20. Bölüm

114 4 17
                                    

Bana muzip bir bakış attı ve üstünü başını düzelterek odadan çıktı. 'Ben bunun intikamını alırım, yalnız.'
Arkasından ben de çıkıp aşağı indik.

Aşağı inerken kendi kendime kıkırdayıp duruyordum. 'Gerçekten yaşandı mı şimdi bu?' Tam kapıdan Faris Hocayı geçirecektim ki salondan koşarak bizimkiler geldi.

"Amma da uzun sürdü konuşmanız. Artık ne konuştuysanız bu kadar." dedi Maral imalı bir şekilde.

"Evet ya kıskandım valla. Bizle bu kadar konuşmuyorsun Merve." dedi Rüzgar. Bunları dediği an aklıma Faris Hocaya söylediğim yalan geldi. 'Rüzgar'ın sevgilim olması..' Bakışlarım direkt olarak Faris Hocaya döndü. O da bu yalanı hatırlamış olacak ki hafiften burnundan solumaya başlamıştı. Ben de kaşınmayı sevdiğim için biraz devam ettireyim bu oyunu bakalım.

"Rüzgarcım niye öyle diyorsun şimdi benim her zaman sana zamanım olur." derken aynı zamanda belinden Rüzgar'a sarılmıştım.
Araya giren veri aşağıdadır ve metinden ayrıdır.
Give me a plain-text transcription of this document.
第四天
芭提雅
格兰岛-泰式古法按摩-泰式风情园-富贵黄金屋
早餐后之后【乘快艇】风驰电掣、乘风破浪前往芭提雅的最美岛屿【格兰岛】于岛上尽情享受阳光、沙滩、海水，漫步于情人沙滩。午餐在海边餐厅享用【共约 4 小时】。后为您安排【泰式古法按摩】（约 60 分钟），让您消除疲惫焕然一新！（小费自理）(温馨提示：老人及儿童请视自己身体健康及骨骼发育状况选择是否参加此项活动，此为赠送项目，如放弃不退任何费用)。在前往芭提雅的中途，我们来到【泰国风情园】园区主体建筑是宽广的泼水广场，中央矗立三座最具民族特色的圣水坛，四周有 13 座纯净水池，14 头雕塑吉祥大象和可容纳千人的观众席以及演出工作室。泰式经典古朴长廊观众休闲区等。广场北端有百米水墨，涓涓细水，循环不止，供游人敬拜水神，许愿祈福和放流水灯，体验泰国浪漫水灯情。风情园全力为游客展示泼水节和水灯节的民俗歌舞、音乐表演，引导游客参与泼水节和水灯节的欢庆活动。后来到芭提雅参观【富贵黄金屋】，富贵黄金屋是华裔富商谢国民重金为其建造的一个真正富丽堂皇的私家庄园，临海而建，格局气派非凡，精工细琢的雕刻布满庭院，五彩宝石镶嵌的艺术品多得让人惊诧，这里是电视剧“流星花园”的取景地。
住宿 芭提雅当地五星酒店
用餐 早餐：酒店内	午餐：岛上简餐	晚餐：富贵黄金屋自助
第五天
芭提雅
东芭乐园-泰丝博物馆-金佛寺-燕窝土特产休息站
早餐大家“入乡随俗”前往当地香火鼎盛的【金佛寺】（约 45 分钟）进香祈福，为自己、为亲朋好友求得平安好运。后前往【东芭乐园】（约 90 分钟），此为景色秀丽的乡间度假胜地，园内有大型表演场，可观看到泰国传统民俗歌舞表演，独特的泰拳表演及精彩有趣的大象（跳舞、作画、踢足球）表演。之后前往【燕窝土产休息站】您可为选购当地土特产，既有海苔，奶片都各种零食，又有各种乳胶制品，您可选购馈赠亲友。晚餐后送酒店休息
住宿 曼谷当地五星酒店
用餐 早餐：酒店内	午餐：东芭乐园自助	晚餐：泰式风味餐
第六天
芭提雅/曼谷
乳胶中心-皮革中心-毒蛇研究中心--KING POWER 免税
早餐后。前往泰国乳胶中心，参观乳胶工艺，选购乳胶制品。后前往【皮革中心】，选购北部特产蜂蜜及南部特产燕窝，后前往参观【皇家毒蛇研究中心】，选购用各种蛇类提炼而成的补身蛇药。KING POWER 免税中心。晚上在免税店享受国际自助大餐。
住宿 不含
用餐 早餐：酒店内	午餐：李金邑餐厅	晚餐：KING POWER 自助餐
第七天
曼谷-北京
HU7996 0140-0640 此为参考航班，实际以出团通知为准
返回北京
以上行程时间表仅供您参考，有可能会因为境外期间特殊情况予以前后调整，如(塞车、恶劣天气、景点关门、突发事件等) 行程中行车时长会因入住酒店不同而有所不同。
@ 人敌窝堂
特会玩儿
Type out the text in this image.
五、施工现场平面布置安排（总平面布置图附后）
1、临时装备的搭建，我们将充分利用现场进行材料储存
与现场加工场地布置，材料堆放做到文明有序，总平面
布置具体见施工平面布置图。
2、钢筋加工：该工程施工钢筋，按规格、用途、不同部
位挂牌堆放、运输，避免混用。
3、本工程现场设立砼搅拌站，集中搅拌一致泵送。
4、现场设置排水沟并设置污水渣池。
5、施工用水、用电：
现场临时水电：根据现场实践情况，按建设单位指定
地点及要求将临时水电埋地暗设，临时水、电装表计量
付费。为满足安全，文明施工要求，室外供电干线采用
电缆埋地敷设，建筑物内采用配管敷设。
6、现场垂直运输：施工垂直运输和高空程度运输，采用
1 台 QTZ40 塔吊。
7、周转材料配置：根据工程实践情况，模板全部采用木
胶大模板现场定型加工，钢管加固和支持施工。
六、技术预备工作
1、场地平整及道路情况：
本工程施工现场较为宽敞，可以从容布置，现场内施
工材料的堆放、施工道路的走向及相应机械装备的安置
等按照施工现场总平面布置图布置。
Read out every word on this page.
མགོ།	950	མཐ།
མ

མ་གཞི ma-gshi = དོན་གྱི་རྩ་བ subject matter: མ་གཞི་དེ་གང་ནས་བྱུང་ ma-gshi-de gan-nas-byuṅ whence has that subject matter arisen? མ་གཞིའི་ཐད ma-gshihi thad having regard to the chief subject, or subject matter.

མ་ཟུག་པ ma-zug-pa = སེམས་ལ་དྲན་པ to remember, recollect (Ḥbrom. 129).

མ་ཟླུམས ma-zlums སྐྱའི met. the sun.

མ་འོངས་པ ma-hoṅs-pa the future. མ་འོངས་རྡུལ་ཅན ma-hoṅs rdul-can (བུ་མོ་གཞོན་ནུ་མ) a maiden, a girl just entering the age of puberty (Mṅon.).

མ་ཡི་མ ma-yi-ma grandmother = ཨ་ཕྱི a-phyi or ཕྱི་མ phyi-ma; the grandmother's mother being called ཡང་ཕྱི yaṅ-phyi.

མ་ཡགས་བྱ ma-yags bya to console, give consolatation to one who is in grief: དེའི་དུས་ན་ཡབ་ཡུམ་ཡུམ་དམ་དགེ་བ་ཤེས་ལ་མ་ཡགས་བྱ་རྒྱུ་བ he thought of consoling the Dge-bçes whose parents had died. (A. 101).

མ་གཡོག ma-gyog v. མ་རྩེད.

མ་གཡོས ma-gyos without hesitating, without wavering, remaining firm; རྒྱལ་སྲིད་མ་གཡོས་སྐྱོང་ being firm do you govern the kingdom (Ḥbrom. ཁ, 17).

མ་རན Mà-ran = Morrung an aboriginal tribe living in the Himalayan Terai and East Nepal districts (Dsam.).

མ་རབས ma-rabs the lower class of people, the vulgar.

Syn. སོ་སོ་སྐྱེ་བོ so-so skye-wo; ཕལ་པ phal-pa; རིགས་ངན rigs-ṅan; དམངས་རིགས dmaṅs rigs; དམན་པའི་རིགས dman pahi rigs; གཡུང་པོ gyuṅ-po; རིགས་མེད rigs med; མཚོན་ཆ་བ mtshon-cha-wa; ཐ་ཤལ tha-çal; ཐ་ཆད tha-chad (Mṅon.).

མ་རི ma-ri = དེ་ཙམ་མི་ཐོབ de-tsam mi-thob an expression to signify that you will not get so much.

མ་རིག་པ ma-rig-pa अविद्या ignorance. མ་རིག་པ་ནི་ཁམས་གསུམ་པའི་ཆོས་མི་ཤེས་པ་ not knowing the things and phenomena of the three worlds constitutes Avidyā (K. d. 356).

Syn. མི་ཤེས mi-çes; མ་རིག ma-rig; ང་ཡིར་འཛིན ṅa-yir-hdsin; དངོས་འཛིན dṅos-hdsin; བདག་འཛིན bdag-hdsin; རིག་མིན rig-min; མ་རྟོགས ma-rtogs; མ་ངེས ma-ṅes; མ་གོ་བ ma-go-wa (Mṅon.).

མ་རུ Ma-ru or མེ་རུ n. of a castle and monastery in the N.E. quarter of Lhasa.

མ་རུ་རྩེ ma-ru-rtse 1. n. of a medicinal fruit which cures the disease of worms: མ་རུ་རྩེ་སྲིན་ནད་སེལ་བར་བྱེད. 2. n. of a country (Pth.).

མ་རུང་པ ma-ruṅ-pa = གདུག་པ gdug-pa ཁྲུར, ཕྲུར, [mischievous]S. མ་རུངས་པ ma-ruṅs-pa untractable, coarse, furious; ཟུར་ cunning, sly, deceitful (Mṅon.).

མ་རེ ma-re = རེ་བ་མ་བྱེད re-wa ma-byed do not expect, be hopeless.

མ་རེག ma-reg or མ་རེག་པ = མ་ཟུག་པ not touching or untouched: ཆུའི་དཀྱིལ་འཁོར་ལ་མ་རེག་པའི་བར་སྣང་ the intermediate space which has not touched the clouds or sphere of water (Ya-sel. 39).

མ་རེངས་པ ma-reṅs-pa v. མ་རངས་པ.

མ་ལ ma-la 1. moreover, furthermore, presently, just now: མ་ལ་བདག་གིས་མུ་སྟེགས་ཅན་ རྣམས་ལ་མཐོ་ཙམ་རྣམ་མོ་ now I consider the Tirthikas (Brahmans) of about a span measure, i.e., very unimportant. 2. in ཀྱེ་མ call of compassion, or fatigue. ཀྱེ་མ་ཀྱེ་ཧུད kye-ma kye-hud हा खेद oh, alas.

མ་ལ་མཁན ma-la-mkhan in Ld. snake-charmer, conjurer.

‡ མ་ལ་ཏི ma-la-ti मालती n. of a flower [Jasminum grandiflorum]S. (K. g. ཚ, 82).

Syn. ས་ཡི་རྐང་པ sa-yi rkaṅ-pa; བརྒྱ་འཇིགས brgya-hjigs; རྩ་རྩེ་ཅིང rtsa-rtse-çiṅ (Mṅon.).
Faris Hocanın gözleri direkt bize kilitlenmişti. Kıskanması çok hoşuma gidiyordu. 'Artık hoşuma giden başka şeyleri de vardı da neysee.' Nefes beni kolumdan çekerek:

"Sen hayırdır oğlum!" diye şakalaşmaya başladı.

"Öhöm, şakalaşmanız bittiyse ben gideyim artık." dedi Faris Hoca sitemle. Bana yaklaşarak:

"Ben sana yazacağım sonra." dedi ve yanağımdan öptü. Evde bir sessizlik oluştu ama onların ben içini bilirim. İçlerinden 'Ooooo' diyişlerini duyabiliyordum.

"Öhm, neyse hadi hocam görüşürüz." dedim aynı zamanda kapıyı açıp onu dışarıya itekleyerek. 'Oh be sonunda gitti.' Elimle alnımı silerek arkamı geri döndüğümde üçü de kollarını birleştirmiş. İmalı imalı bakıyorlardı.

"Kaldık baş başa Merve Hanım. Sanırım yukarıda 'güreşiyordunuz'." dedi Maral.

"Bir baktık, konuşma faslı bitmiş başka bir fasıl başlamış." dedi Nefes.

"Sahte sevgilini bile aldattın ya yuh!" dedi Rüzgar. Önce yutkundum sonra:

"Şimdi istediğim sorudan başlayabiliyor muyum?" dedim şirinlik yaparak. Belki cezamı azaltırdı.

"Hiç de şirinlik yapmaya çalışma." dedi Nefes.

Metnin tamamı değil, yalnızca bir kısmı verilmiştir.